Kab. Kuningan ||Kompas1.id
penggunaan anggaran pendapatan belanja desa (APBDes), Dana Desa Garawangi Kecamatan Garawangi Kabupaten Kuningan berbau tidak sedap karena tidak sesuai dengan Regulasi.
Hak dan kewajiban warga masyarakat untuk memantau dan mengetahui anggaran dana desa, diabaikan oleh Pemerintah Desa Garawangi Kecamatan Garawangi Kabupaten Kuningan.
Padahal sudah jelas diatur dalam Undang-Undang (UU) desa dan UU Nomor 1 Tahun 2022, Pasal 82 UU desa yang menjamin hak masyarakat untuk memantau dan mengawasi pembangunan desa, dan UU Nomor 1 tahun 2022.
Yang menyatakan dana desa merupakan bagian dari transfer ke daerah untuk mendukung penyelenggaraan pemerintahan, pembangunan, pemberdayaan masyarakat, dan kemasyarakatan.
APBDes tahun 2024 dan 2025 Desa Garawangi Kec. Garawangi Kab. Kuningan
Tahun 2024 :
Rp. 903.794.000 Pagu
Rp. 903.794.000 Penyalauran
Tahun 2025 :
Rp. 1.181.264.000 Pagu
Rp. 1.181.264.000 Penyaluran
Awak media mencoba mendatangi langsung ke kantor desa pada hari Jumat tanggal 06/02/2026 didampingi rekan media untuk mengkonfirmasi perihal APBDes, terutama 20% anggaran dari Dana Desa untuk ketahanan pangan dan sekdes menjawab untuk tahun 2024 tidak ada anggaran ketahanan pangan, di waktu yang sama awak media pun mencoba mengkonfirmasi lewat chatting via whattapp namun tidak mendapatkan kepastian jawaban dari Kepala Desa dan sekretaris desa hingga berita ini diturunkan.
Pada hal Pemerintah juga telah mengeluarkan regulasi terkait ketahanan pangan, seperti Peraturan Menteri Pertanian Nomor 2 Tahun 2024 tentang Petunjuk Teknis Penggunaan Dana Alokasi Khusus Nonfisik Dana Ketahanan Pangan dan Pertanian Tahun Anggaran 2024.

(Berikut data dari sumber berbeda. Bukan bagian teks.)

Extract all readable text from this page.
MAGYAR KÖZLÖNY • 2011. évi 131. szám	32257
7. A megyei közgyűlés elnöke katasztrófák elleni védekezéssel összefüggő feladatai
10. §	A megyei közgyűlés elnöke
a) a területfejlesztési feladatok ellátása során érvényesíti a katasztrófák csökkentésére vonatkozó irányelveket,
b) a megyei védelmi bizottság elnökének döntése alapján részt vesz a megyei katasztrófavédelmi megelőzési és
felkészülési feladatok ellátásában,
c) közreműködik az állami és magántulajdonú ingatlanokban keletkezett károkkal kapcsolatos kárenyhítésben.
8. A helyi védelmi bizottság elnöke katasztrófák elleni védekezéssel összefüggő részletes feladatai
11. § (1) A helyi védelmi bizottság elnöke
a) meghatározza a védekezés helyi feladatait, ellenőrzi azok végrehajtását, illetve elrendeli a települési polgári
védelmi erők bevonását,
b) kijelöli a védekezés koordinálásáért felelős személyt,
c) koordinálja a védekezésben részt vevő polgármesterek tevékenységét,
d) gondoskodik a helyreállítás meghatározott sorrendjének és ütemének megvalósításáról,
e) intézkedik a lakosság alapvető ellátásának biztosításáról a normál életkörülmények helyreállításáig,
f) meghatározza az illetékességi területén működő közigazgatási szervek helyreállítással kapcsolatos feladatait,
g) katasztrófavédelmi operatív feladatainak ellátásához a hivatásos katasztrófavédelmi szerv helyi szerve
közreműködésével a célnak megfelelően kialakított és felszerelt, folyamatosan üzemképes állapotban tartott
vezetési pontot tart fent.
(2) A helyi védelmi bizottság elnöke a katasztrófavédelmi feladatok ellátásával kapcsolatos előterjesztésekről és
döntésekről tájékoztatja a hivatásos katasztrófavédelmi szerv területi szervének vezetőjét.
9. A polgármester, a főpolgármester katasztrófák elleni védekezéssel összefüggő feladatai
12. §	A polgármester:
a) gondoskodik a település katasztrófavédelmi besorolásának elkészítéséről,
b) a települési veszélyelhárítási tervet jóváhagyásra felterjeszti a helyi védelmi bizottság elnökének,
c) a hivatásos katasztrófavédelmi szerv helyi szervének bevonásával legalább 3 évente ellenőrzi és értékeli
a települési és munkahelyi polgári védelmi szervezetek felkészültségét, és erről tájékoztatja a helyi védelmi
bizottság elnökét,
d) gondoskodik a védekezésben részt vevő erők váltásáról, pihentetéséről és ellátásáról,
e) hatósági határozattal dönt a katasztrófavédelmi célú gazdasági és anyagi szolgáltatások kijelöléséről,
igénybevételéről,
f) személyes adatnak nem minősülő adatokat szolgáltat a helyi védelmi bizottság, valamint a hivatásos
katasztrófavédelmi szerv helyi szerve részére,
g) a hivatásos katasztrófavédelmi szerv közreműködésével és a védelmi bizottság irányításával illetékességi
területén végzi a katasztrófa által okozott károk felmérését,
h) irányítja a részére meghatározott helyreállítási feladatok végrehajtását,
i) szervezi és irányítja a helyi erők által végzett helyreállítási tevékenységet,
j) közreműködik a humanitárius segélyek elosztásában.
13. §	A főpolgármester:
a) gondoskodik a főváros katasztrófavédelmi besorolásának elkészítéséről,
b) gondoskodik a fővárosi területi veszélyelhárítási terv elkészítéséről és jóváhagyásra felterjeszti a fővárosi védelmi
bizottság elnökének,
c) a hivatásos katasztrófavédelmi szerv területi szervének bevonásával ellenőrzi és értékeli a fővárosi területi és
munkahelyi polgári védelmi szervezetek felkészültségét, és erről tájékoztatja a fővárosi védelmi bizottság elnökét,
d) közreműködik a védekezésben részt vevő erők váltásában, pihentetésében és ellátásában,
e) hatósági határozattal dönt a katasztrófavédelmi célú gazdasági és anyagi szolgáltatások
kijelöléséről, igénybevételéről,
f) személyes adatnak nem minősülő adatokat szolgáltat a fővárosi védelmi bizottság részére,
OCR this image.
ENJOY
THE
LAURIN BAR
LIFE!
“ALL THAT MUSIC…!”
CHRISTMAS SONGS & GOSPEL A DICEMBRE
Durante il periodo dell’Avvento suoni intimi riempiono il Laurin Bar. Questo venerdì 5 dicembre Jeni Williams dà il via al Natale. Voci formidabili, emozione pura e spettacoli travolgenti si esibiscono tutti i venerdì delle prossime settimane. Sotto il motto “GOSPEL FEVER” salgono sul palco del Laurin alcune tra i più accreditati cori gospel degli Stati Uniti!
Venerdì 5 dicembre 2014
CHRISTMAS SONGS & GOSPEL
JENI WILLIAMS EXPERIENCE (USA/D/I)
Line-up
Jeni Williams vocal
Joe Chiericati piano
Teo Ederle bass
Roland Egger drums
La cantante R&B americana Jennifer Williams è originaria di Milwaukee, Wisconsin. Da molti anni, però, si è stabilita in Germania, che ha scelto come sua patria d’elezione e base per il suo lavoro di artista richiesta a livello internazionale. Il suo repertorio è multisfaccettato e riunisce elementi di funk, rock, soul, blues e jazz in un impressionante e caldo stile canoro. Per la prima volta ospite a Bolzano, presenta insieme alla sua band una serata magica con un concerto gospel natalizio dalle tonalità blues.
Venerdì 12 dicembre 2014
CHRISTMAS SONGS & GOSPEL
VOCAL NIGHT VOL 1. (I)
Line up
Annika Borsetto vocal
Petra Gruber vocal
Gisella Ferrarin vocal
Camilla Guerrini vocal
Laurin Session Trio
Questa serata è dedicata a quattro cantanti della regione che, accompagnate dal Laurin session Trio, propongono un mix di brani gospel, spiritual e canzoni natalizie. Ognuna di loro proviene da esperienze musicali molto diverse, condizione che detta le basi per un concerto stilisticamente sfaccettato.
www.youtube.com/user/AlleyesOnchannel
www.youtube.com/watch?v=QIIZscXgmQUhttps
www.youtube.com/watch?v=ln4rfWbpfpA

Desakan Transparansi dan Investigasi Aparat
Dengan adanya berbagai kejanggalan ini, kami berharap agar pihak berwenang, termasuk Aparat Penegak hukum (APH), Inspektorat, dan Dinas Pemberdayaan Masyarakat dan Desa (DPMD), segera turun tangan untuk melakukan audit dan investigasi terkait penggunaan Anggaran Pendapatan Belanja Desa APBDes , Dana Desa Garawangi Kec. Garawangi tahun 2024 dan 2025.
Sesuai dengan prinsip transparansi dan akuntabilitas, pengelolaan Dana Desa harus dilakukan secara terbuka agar tidak menimbulkan dugaan penyalahgunaan anggaran yang dapat merugikan masyarakat.